As I type these words, the emotions and images of that day arise in me again... sitting at this desk, just after 9:00 a.m., watching the plane fly into the second tower on the small TV over my left shoulder... the confusion of a stunned newsroom trying to organize itself to cover this gripping story. Then the nauseous feeling as I saw distant smoke rising from behind the building across the street. Was it the Washington monument? It turned out to be the Pentagon burning.
Then word came of a plane crashing in Pennsylvania. That was where I ended up that day... gazing at a smoking hole in a peaceful field, where a plane had been driven into the ground and pulverized as courageous passengers struggled with the terrorists for control of the United's Flight 93.
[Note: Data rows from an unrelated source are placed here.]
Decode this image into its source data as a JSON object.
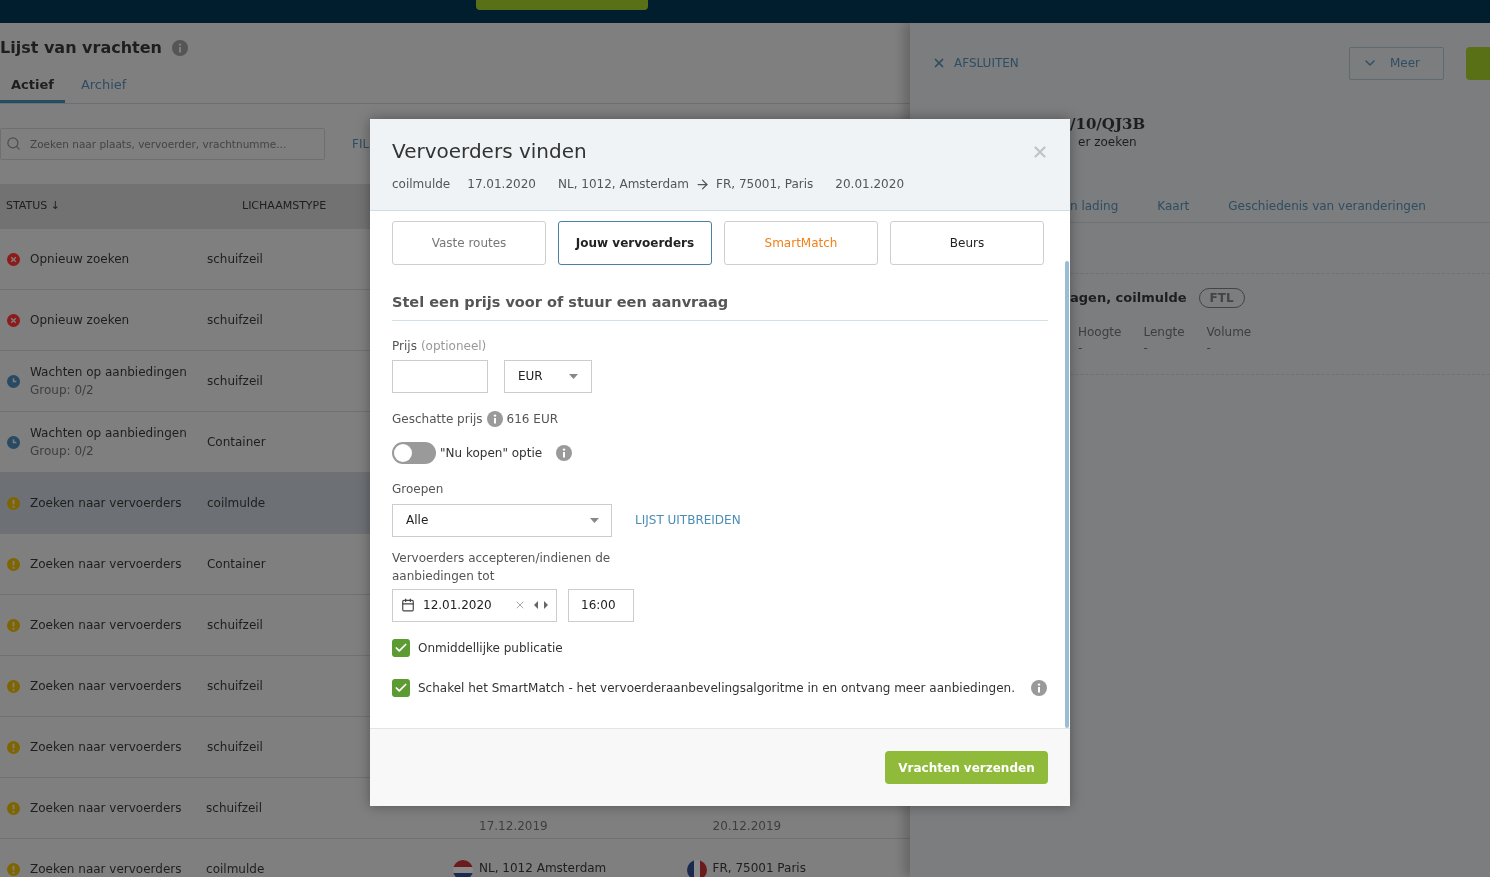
{
  "list": {
    "title": "Lijst van vrachten",
    "tabs": [
      {
        "label": "Actief",
        "selected": true
      },
      {
        "label": "Archief",
        "selected": false
      }
    ],
    "search": {
      "placeholder": "Zoeken naar plaats, vervoerder, vrachtnumme..."
    },
    "filter_link": "FIL",
    "columns": [
      "STATUS ↓",
      "LICHAAMSTYPE"
    ],
    "rows": [
      {
        "kind": "error",
        "status": "Opnieuw zoeken",
        "body": "schuifzeil",
        "selected": false
      },
      {
        "kind": "error",
        "status": "Opnieuw zoeken",
        "body": "schuifzeil",
        "selected": false
      },
      {
        "kind": "waiting",
        "status": "Wachten op aanbiedingen",
        "sub": "Group: 0/2",
        "body": "schuifzeil",
        "selected": false
      },
      {
        "kind": "waiting",
        "status": "Wachten op aanbiedingen",
        "sub": "Group: 0/2",
        "body": "Container",
        "selected": false
      },
      {
        "kind": "warning",
        "status": "Zoeken naar vervoerders",
        "body": "coilmulde",
        "selected": true
      },
      {
        "kind": "warning",
        "status": "Zoeken naar vervoerders",
        "body": "Container",
        "selected": false
      },
      {
        "kind": "warning",
        "status": "Zoeken naar vervoerders",
        "body": "schuifzeil",
        "selected": false
      },
      {
        "kind": "warning",
        "status": "Zoeken naar vervoerders",
        "body": "schuifzeil",
        "selected": false
      },
      {
        "kind": "warning",
        "status": "Zoeken naar vervoerders",
        "body": "schuifzeil",
        "selected": false
      },
      {
        "kind": "warning",
        "status": "Zoeken naar vervoerders",
        "body": "schuifzeil",
        "selected": false,
        "from": {
          "date": "17.12.2019"
        },
        "to": {
          "date": "20.12.2019"
        }
      },
      {
        "kind": "warning",
        "status": "Zoeken naar vervoerders",
        "body": "coilmulde",
        "selected": false,
        "from": {
          "place": "NL, 1012 Amsterdam"
        },
        "to": {
          "place": "FR, 75001 Paris"
        }
      }
    ]
  },
  "detail": {
    "close": "AFSLUITEN",
    "more": "Meer",
    "heading": "/10/QJ3B",
    "subtitle": "er zoeken",
    "tabs": [
      "n lading",
      "Kaart",
      "Geschiedenis van veranderingen"
    ],
    "card_title": "agen, coilmulde",
    "badge": "FTL",
    "fields": [
      {
        "label": "Hoogte",
        "value": "-"
      },
      {
        "label": "Lengte",
        "value": "-"
      },
      {
        "label": "Volume",
        "value": "-"
      }
    ]
  },
  "modal": {
    "title": "Vervoerders vinden",
    "meta": [
      "coilmulde",
      "17.01.2020",
      "NL, 1012, Amsterdam",
      "FR, 75001, Paris",
      "20.01.2020"
    ],
    "tabs": [
      {
        "label": "Vaste routes",
        "kind": "muted",
        "selected": false
      },
      {
        "label": "Jouw vervoerders",
        "kind": "normal",
        "selected": true
      },
      {
        "label": "SmartMatch",
        "kind": "highlight",
        "selected": false
      },
      {
        "label": "Beurs",
        "kind": "normal",
        "selected": false
      }
    ],
    "section_title": "Stel een prijs voor of stuur een aanvraag",
    "price_label": "Prijs",
    "price_hint": "(optioneel)",
    "currency": "EUR",
    "estimate_label": "Geschatte prijs",
    "estimate_value": "616 EUR",
    "buy_now": {
      "label": "\"Nu kopen\" optie",
      "on": false
    },
    "groups_label": "Groepen",
    "groups_value": "Alle",
    "expand_link": "LIJST UITBREIDEN",
    "deadline_label": "Vervoerders accepteren/indienen de aanbiedingen tot",
    "date": "12.01.2020",
    "time": "16:00",
    "checks": [
      {
        "label": "Onmiddellijke publicatie",
        "checked": true,
        "info": false
      },
      {
        "label": "Schakel het SmartMatch - het vervoerderaanbevelingsalgoritme in en ontvang meer aanbiedingen.",
        "checked": true,
        "info": true
      }
    ],
    "submit": "Vrachten verzenden"
  }
}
On this day five years ago, thousands of first responders — firemen, policemen, rescue personal and volunteers — ended up at Ground Zero in New York. As NPR's Renee Montagne pointed out on Morning Edition this morning, much of the media's fifth anniversary coverage is rightly focused on their heroism.
Scores of first responders died as the buildings collapsed. Many others are suffering physically and emotionally from the trauma they experienced during rescue efforts. Tonight on All Things Considered, my colleague Joe Shapiro looks at the health effects on first responders. As we all remember, officials initially suggested the smoke and dust those first responders inhaled at Ground Zero was benign. As it turns out, many now have very serious breathing problems caused by the dust they inhaled for weeks, as they worked to rescue survivors and recover remains from the rubble of the Twin Towers.